I can confirm this is as cool to behold in person and in your hands as it is in the photograph! unfortunately I must also confirm that pressing touchable zones on a phone screen remains an awful replacement for real buttons when playing games designed for the latter. note too the conspicuous absence of shoulder buttons: you’re forced to drop those in unnaturally around the facade (I put mine basically just below the hinge).

what you get is a closer visual cousin to the original experience, but still something definitively worse to play. visual novels like 999 work OK in this set up, but game-ier games like, say, mario kart DS are a nonstarter.

there are plenty of devices that can more than ably output the software experience of a DS — properly rendered graphics, responsive input/output, and so on — but software emulation definitionally cannot replicate hardware and input methods, and the DS is one of the most unique gaming hardware designs in history.

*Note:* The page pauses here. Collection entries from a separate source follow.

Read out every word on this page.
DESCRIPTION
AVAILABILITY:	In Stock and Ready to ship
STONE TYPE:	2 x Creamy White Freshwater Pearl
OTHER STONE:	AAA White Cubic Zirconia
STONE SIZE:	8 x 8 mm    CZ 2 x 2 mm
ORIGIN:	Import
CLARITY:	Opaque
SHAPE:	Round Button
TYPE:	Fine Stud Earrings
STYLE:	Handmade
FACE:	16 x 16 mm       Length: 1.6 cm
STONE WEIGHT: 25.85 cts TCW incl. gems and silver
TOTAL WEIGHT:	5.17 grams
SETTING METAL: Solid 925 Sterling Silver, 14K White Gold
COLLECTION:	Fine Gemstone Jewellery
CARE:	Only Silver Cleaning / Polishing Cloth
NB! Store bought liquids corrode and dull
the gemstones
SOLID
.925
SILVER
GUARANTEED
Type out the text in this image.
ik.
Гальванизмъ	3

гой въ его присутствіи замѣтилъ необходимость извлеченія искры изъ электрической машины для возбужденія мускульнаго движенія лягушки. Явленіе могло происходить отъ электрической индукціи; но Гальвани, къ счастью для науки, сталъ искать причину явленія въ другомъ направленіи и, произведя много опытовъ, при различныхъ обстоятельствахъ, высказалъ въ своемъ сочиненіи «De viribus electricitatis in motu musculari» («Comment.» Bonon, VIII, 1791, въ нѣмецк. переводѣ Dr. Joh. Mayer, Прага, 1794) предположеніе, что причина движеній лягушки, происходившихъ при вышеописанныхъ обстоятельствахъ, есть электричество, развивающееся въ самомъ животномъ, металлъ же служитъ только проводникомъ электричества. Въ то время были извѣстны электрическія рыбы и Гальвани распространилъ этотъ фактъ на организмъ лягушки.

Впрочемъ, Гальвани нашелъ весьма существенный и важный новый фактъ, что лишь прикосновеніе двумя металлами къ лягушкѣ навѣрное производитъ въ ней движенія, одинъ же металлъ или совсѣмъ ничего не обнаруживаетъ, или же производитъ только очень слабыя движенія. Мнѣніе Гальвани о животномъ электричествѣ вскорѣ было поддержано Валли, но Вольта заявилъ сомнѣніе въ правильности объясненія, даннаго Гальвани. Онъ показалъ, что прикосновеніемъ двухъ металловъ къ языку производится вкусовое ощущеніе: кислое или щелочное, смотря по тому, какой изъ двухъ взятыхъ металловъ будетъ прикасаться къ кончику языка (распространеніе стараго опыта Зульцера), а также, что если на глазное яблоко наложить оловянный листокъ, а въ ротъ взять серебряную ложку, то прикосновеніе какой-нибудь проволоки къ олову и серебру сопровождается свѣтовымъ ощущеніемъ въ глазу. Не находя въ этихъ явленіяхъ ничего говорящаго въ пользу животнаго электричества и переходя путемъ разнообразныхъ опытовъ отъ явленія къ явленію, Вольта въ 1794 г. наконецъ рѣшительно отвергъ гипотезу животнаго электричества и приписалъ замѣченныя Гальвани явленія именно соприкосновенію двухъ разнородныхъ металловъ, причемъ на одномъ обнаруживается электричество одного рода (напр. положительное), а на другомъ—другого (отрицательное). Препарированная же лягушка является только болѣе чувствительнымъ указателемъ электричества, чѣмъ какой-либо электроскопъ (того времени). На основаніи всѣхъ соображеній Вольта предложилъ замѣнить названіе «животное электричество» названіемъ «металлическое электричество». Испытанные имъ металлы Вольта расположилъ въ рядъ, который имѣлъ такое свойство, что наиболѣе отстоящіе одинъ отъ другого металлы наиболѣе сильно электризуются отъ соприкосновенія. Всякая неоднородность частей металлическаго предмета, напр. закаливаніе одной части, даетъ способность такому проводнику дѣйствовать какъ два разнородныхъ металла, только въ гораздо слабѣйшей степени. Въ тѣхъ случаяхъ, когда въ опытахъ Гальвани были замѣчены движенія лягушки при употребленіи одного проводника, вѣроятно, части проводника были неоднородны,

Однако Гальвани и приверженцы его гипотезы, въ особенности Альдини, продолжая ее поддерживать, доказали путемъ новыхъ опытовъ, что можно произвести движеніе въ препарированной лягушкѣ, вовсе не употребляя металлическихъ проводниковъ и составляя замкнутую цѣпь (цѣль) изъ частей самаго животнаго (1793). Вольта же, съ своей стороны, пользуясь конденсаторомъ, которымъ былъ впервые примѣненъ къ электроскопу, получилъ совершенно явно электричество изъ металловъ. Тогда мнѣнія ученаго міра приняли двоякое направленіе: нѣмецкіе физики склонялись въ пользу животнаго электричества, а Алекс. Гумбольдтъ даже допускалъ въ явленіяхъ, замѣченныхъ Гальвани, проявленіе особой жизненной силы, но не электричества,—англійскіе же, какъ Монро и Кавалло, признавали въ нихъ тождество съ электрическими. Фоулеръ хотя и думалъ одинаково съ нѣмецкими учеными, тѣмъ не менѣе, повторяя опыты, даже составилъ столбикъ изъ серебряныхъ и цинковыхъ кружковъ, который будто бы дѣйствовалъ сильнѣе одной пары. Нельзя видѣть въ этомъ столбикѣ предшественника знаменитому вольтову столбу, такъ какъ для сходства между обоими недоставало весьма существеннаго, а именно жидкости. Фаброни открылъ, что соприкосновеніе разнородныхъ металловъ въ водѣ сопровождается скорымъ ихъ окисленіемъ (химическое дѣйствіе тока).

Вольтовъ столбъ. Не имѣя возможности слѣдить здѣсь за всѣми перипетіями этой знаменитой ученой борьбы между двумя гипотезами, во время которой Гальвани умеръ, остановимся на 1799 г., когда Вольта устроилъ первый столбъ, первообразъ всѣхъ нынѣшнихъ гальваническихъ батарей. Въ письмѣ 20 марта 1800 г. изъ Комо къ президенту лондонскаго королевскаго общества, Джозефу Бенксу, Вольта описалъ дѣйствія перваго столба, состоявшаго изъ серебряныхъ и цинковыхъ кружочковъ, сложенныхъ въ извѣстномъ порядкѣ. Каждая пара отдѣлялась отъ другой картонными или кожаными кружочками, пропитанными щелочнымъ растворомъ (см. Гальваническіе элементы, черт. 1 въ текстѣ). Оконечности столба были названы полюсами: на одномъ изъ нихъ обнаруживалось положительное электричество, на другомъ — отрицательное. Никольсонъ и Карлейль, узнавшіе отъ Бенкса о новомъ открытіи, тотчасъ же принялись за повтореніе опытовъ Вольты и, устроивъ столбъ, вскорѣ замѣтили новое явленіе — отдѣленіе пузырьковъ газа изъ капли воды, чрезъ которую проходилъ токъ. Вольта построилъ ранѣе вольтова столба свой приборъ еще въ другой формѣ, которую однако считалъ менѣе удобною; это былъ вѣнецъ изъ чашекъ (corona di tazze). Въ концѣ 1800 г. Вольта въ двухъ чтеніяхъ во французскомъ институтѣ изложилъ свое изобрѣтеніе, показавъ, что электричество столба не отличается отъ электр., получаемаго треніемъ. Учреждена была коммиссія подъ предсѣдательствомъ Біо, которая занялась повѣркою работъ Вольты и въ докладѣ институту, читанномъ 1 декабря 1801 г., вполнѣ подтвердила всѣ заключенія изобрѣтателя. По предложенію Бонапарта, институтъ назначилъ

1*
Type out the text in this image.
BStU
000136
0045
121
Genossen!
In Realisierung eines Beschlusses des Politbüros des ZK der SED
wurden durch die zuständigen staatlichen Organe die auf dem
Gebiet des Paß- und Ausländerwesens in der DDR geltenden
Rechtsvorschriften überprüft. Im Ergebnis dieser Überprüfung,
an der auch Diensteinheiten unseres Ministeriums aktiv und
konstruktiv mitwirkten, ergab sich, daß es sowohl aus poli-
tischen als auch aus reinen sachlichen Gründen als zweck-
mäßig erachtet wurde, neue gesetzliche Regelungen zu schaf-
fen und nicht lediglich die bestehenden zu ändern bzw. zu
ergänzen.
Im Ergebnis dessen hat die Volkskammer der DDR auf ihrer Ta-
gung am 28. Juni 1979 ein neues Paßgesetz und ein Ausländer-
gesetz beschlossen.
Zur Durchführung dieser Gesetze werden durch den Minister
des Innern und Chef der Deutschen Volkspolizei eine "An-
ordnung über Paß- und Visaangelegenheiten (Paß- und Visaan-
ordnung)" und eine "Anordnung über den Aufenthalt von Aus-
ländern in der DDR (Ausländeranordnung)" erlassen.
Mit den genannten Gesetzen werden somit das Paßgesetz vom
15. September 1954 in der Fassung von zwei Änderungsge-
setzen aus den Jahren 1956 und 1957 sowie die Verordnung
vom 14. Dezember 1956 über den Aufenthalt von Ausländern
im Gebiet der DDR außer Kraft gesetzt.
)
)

nintendo has a long history of such designs — hell, you can go back as far as the Virtual Boy. dolphin, a longstanding and well-polished GameCube and Wii emulator, can run near any Wii game flawlessly (even upscaled to 1080p or 4k), but if you haven’t connected a Wiimote to your PC emulator box, you’ll struggle with any game that took any advantage of the unique control possibilities.

(this is a real problem I’ve dealt with a few times — not with games like Resident Evil 4, where the then-revolutionary pointing precision can be mapped well to a mouse or even a gyro-assisted right analog, but with Super Mario Galaxy 2. that’s a game in the rarefied air of Games I’ve 100% Completed, but I haven’t gone back to it since I played it on a Wii over a decade ago. most of its controls work fine, but its star collection-and-use mechanics are intolerable without real IR-pointer controls. you just end up with this stupid blue star stuck on the center of your screen every moment you aren’t using the right stick or some other imprecise and frustrating controller input to move it. yoshi’s a pain in the ass, too. one of the most purely fun games I remember playing isn’t fun anymore, when played this way.)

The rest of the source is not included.